Das war der Tag, an dem ich aufhörte, meine Mutter anzulügen. 

An den Heimweg kann ich mich nur noch vage erinnern. Ich weiß nur noch, dass meine Mutter immer wieder aufgebracht sagte: „Wenn es sein muss, kämpfe ich für meine Kinder wie eine Löwenmutter!“

Einerseits war der Fall tatsächlich erledigt. Sie hatte mich aus der Misere gerettet, meine Würde wieder hergestellt. Nach außen hin war ich rehabilitiert. 

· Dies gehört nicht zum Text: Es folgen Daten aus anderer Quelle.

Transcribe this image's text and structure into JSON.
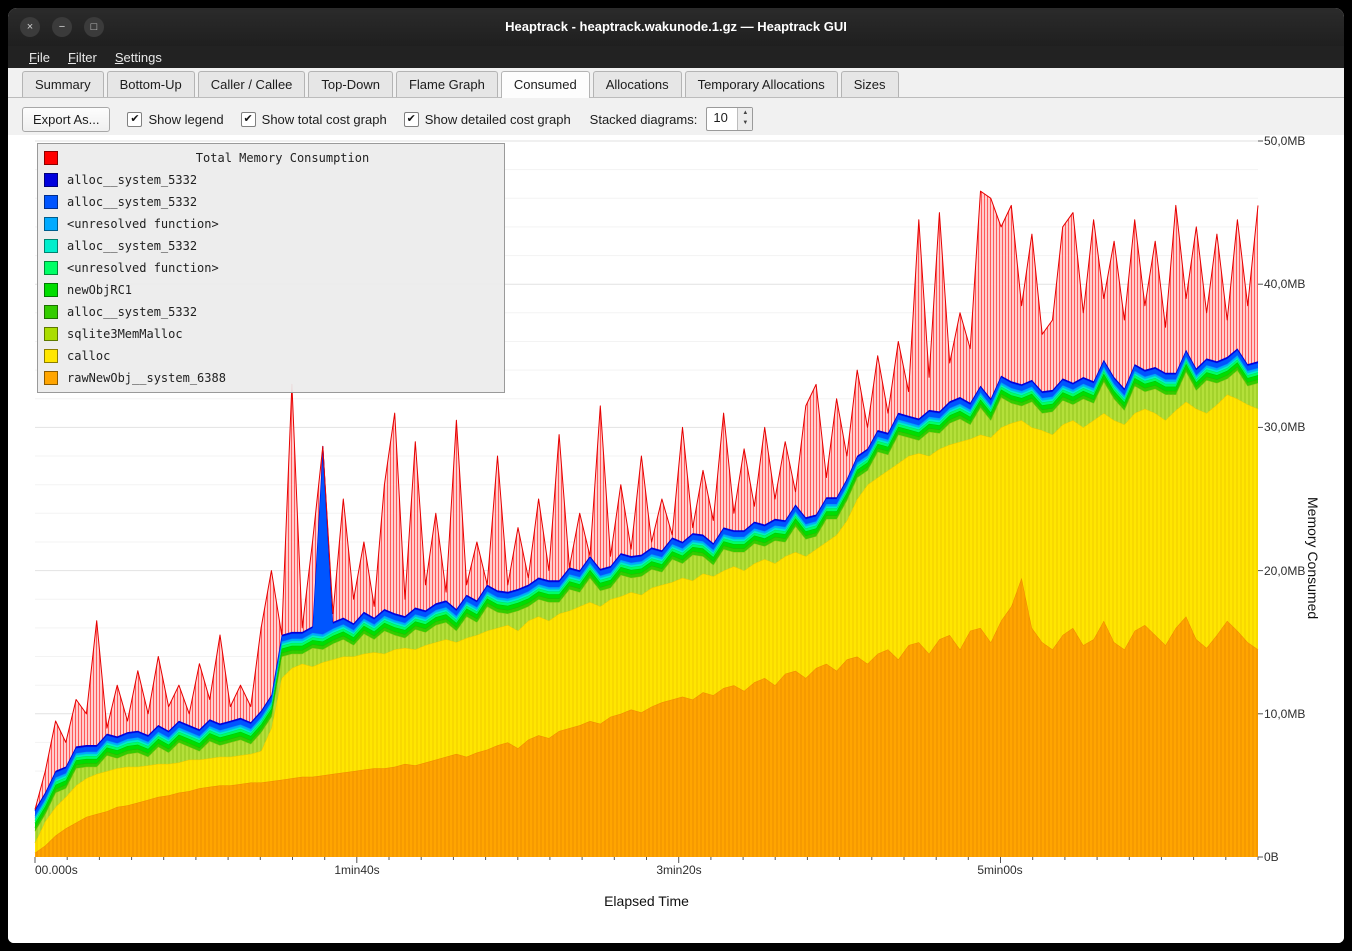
{
  "window": {
    "title": "Heaptrack - heaptrack.wakunode.1.gz — Heaptrack GUI",
    "controls": {
      "close": "×",
      "minimize": "−",
      "maximize": "□"
    }
  },
  "menu": {
    "items": [
      {
        "label": "File"
      },
      {
        "label": "Filter"
      },
      {
        "label": "Settings"
      }
    ]
  },
  "tabs": {
    "items": [
      "Summary",
      "Bottom-Up",
      "Caller / Callee",
      "Top-Down",
      "Flame Graph",
      "Consumed",
      "Allocations",
      "Temporary Allocations",
      "Sizes"
    ],
    "active": "Consumed"
  },
  "toolbar": {
    "export_label": "Export As...",
    "check_glyph": "✔",
    "checkboxes": [
      {
        "label": "Show legend",
        "checked": true
      },
      {
        "label": "Show total cost graph",
        "checked": true
      },
      {
        "label": "Show detailed cost graph",
        "checked": true
      }
    ],
    "stacked_label": "Stacked diagrams:",
    "stacked_value": "10",
    "spin_up": "▲",
    "spin_down": "▼"
  },
  "legend": {
    "title": "Total Memory Consumption",
    "title_color": "#ff0000",
    "items": [
      {
        "label": "alloc__system_5332",
        "color": "#0000dd"
      },
      {
        "label": "alloc__system_5332",
        "color": "#0055ff"
      },
      {
        "label": "<unresolved function>",
        "color": "#00aaff"
      },
      {
        "label": "alloc__system_5332",
        "color": "#00eecc"
      },
      {
        "label": "<unresolved function>",
        "color": "#00ff66"
      },
      {
        "label": "newObjRC1",
        "color": "#00dd00"
      },
      {
        "label": "alloc__system_5332",
        "color": "#33cc00"
      },
      {
        "label": "sqlite3MemMalloc",
        "color": "#aadd00"
      },
      {
        "label": "calloc",
        "color": "#ffe600"
      },
      {
        "label": "rawNewObj__system_6388",
        "color": "#ffa500"
      }
    ]
  },
  "axes": {
    "y_ticks": [
      "50,0MB",
      "40,0MB",
      "30,0MB",
      "20,0MB",
      "10,0MB",
      "0B"
    ],
    "y_label": "Memory Consumed",
    "x_ticks": [
      "00.000s",
      "1min40s",
      "3min20s",
      "5min00s"
    ],
    "x_label": "Elapsed Time"
  },
  "chart_data": {
    "type": "area",
    "stacked": true,
    "title": "Total Memory Consumption",
    "xlabel": "Elapsed Time",
    "ylabel": "Memory Consumed",
    "x_unit": "seconds",
    "x_range": [
      0,
      380
    ],
    "x_tick_positions_s": [
      0,
      100,
      200,
      300
    ],
    "y_unit": "MB",
    "y_range": [
      0,
      50
    ],
    "grid": true,
    "legend_position": "top-left",
    "n_points": 120,
    "x_start": 0,
    "x_step": 3.193,
    "layers": [
      {
        "name": "rawNewObj__system_6388",
        "color": "#ffa500",
        "fill": "#ffa500",
        "hatch": "#f09000",
        "stroke": "#ef8a00",
        "top": [
          0.3,
          0.8,
          1.5,
          2.0,
          2.4,
          2.8,
          3.0,
          3.2,
          3.5,
          3.6,
          3.8,
          4.0,
          4.2,
          4.3,
          4.5,
          4.6,
          4.8,
          4.9,
          5.0,
          5.0,
          5.1,
          5.2,
          5.2,
          5.3,
          5.4,
          5.5,
          5.6,
          5.6,
          5.7,
          5.8,
          5.9,
          6.0,
          6.1,
          6.2,
          6.2,
          6.3,
          6.5,
          6.4,
          6.6,
          6.8,
          7.0,
          7.2,
          7.0,
          7.3,
          7.5,
          7.8,
          8.0,
          7.6,
          8.2,
          8.5,
          8.3,
          8.8,
          9.0,
          9.2,
          9.5,
          9.3,
          9.8,
          10.0,
          10.3,
          10.1,
          10.5,
          10.8,
          11.0,
          11.2,
          11.0,
          11.5,
          11.3,
          11.8,
          12.0,
          11.6,
          12.2,
          12.5,
          12.0,
          12.8,
          13.0,
          12.5,
          13.2,
          13.5,
          13.0,
          13.8,
          14.0,
          13.5,
          14.2,
          14.5,
          13.8,
          14.8,
          15.0,
          14.2,
          15.2,
          15.5,
          14.5,
          15.8,
          16.0,
          15.0,
          16.5,
          17.5,
          19.5,
          16.0,
          15.0,
          14.5,
          15.5,
          16.0,
          14.8,
          15.2,
          16.5,
          15.0,
          14.5,
          15.8,
          16.2,
          15.5,
          14.8,
          16.0,
          16.8,
          15.2,
          14.6,
          15.5,
          16.5,
          15.8,
          15.0,
          14.5
        ]
      },
      {
        "name": "calloc",
        "color": "#ffe600",
        "fill": "#ffe600",
        "hatch": "#f3cf00",
        "stroke": "#edc900",
        "top": [
          1.0,
          2.5,
          3.5,
          4.2,
          5.0,
          5.5,
          5.8,
          6.0,
          6.2,
          6.3,
          6.3,
          6.4,
          6.5,
          6.5,
          6.6,
          6.8,
          6.8,
          6.9,
          7.0,
          7.0,
          7.1,
          7.2,
          7.4,
          9.0,
          12.5,
          13.2,
          13.5,
          13.3,
          13.6,
          13.8,
          14.0,
          14.0,
          14.2,
          14.3,
          14.2,
          14.5,
          14.6,
          14.5,
          14.8,
          15.0,
          15.2,
          15.0,
          15.3,
          15.5,
          15.8,
          16.0,
          16.2,
          15.8,
          16.5,
          16.8,
          16.5,
          17.0,
          17.2,
          17.5,
          17.8,
          17.5,
          18.0,
          18.2,
          18.5,
          18.3,
          18.8,
          19.0,
          19.2,
          19.5,
          19.3,
          19.8,
          19.6,
          20.0,
          20.3,
          20.0,
          20.5,
          20.8,
          20.5,
          21.0,
          21.3,
          21.0,
          21.5,
          22.0,
          22.5,
          23.5,
          25.0,
          26.0,
          26.5,
          27.0,
          27.5,
          28.0,
          28.2,
          28.0,
          28.5,
          28.8,
          29.0,
          29.2,
          29.5,
          29.3,
          30.0,
          30.3,
          30.5,
          30.0,
          29.8,
          29.5,
          30.2,
          30.5,
          30.0,
          30.5,
          31.0,
          30.5,
          30.2,
          31.0,
          31.3,
          31.0,
          30.5,
          31.2,
          31.8,
          31.3,
          31.0,
          31.6,
          32.3,
          32.0,
          31.6,
          31.3
        ]
      },
      {
        "name": "sqlite3MemMalloc",
        "color": "#aadd00",
        "fill": "#b4e03a",
        "hatch": "#95c81e",
        "stroke": "#8fc41c",
        "deltas": [
          0.8,
          0.5,
          1.0,
          0.6,
          1.2,
          0.8,
          0.5,
          1.1,
          0.7,
          0.9,
          1.0,
          0.6,
          1.2,
          0.8,
          1.4,
          0.9,
          0.6,
          1.2,
          0.8,
          1.0,
          1.1,
          0.7,
          1.3,
          0.8,
          1.5,
          1.0,
          0.7,
          1.3,
          0.9,
          1.1,
          1.2,
          0.8,
          1.4,
          0.9,
          1.6,
          1.0,
          0.7,
          1.4,
          0.9,
          1.2,
          1.2,
          0.8,
          1.5,
          0.9,
          1.7,
          1.1,
          0.8,
          1.4,
          1.0,
          1.2,
          1.3,
          0.8,
          1.5,
          1.0,
          1.7,
          1.1,
          0.8,
          1.5,
          1.0,
          1.3,
          1.3,
          0.9,
          1.6,
          1.0,
          1.8,
          1.2,
          0.8,
          1.5,
          1.0,
          1.3,
          1.4,
          0.9,
          1.6,
          1.0,
          1.8,
          1.2,
          0.9,
          1.6,
          1.1,
          1.4,
          1.5,
          1.0,
          1.8,
          1.1,
          2.0,
          1.3,
          0.9,
          1.7,
          1.1,
          1.5,
          1.6,
          1.0,
          1.9,
          1.2,
          2.1,
          1.4,
          1.0,
          1.8,
          1.2,
          1.6,
          1.7,
          1.1,
          2.0,
          1.2,
          2.2,
          1.5,
          1.0,
          1.9,
          1.2,
          1.7,
          1.8,
          1.1,
          2.1,
          1.3,
          2.3,
          1.5,
          1.1,
          2.0,
          1.3,
          1.8
        ]
      },
      {
        "name": "alloc__system_5332",
        "color": "#33cc00",
        "fill": "#33cc00",
        "stroke": "#2ab300",
        "offset": 0.25
      },
      {
        "name": "newObjRC1",
        "color": "#00dd00",
        "fill": "#00dd00",
        "stroke": "#00c000",
        "offset": 0.3
      },
      {
        "name": "<unresolved function>",
        "color": "#00ff66",
        "fill": "#00ff66",
        "stroke": "#00e05c",
        "offset": 0.2
      },
      {
        "name": "alloc__system_5332",
        "color": "#00eecc",
        "fill": "#00eecc",
        "stroke": "#00d4b6",
        "offset": 0.15
      },
      {
        "name": "<unresolved function>",
        "color": "#00aaff",
        "fill": "#00aaff",
        "stroke": "#0099ee",
        "offset": 0.15
      },
      {
        "name": "alloc__system_5332",
        "color": "#0055ff",
        "fill": "#0055ff",
        "stroke": "#0044ff",
        "lw": 1.2,
        "offset": 0.35,
        "spikes": [
          [
            28,
            13
          ]
        ]
      },
      {
        "name": "alloc__system_5332",
        "color": "#0000dd",
        "fill": "#0000dd",
        "stroke": "#0000cc",
        "offset": 0.12
      },
      {
        "name": "Total Memory Consumption",
        "color": "#ff0000",
        "fill": "#ffd4d4",
        "hatch": "#ff5a5a",
        "pw": 3,
        "stroke": "#e60000",
        "top": [
          2.5,
          6.0,
          9.5,
          8.0,
          11.0,
          10.0,
          16.5,
          9.0,
          12.0,
          9.5,
          13.0,
          10.0,
          14.0,
          10.5,
          12.0,
          10.0,
          13.5,
          11.0,
          15.5,
          10.5,
          12.0,
          10.5,
          16.0,
          20.0,
          15.0,
          33.0,
          16.0,
          22.0,
          28.5,
          17.0,
          25.0,
          18.0,
          22.0,
          17.5,
          26.0,
          31.0,
          18.0,
          29.0,
          19.0,
          24.0,
          18.5,
          30.5,
          19.0,
          22.0,
          18.5,
          28.0,
          19.0,
          23.0,
          19.5,
          25.0,
          20.0,
          29.5,
          20.0,
          24.0,
          20.5,
          31.5,
          21.0,
          26.0,
          21.5,
          28.0,
          22.0,
          25.0,
          22.5,
          30.0,
          23.0,
          27.0,
          23.5,
          31.0,
          24.0,
          28.5,
          24.5,
          30.0,
          25.0,
          29.0,
          25.5,
          31.5,
          33.0,
          26.5,
          32.0,
          28.0,
          34.0,
          30.0,
          35.0,
          31.0,
          36.0,
          32.5,
          44.5,
          33.5,
          45.0,
          34.5,
          38.0,
          35.5,
          46.5,
          46.0,
          44.0,
          45.5,
          38.5,
          43.5,
          36.5,
          37.5,
          44.0,
          45.0,
          38.0,
          44.5,
          39.0,
          43.0,
          37.5,
          44.5,
          38.5,
          43.0,
          37.0,
          45.5,
          39.0,
          44.0,
          38.0,
          43.5,
          37.5,
          44.5,
          38.5,
          45.5
        ]
      }
    ]
  }
}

In mir drinnen aber hatten ihre Worte tiefen Eindruck hinterlassen. Ihr Vertrauen, dessen ich nicht würdig war, machte mir zu schaffen. Dass ich sie angelogen hatte, machte mir zu schaffen. Dass sie an mich glaubte, dass sie mir grundsätzlich Gutes unterstellte, ging mir nicht mehr aus dem Herz. Ihr Glaube an mich war wie glühende Kohlen auf meinem Haupt.

Noch nie im Leben hatte ich mich so geschämt. Noch nie war mir meine Schuld so bewusst geworden. Das Verhalten meiner Mutter wurde für mich zu einem Wendepunkt.  

Als ich viele Jahre später zum Glauben an Gott fand, entdeckte ich bewegende Parallelen zu dieser Geschichte, die mir erneut half, etwas ganz Grundlegendes zu verstehen:

Lange verrenne ich mich in meinen Sünden, tief muss ich oft fallen, bis ich auf die Idee komme, zu Gott zu rennen.

Schnell neige ich auch heute noch dazu, meine Schwächen zu verstecken und eine reine Weste vorzutäuschen.

Unbegreiflich bleibt die Erkenntnis, dass Gottes Gnade sich nie erschöpft. Dass da Einer ist, der größer ist als ich, dessen Liebe ich nie verlieren kann, der zu mir hält wenn ich falle und mich wieder aufrichtet und mir meine Würde zurückgibt. Solidarität bis zum Abwinken. 

Vielleicht macht es gerade diese Erfahrung leicht für mich, daran zu glauben, dass Gott mich liebt trotz unreiner Weste. Vielleicht war sie der Anfang eines lebenslangen Lernprozesses, dazu zu stehen, wenn ich Mist gebaut habe, die Achtung vor mir selbst nicht zu verlieren, wenn ich mal wieder gefallen bin. Gott ist Liebe - er kann nicht anders – er liebt mich.  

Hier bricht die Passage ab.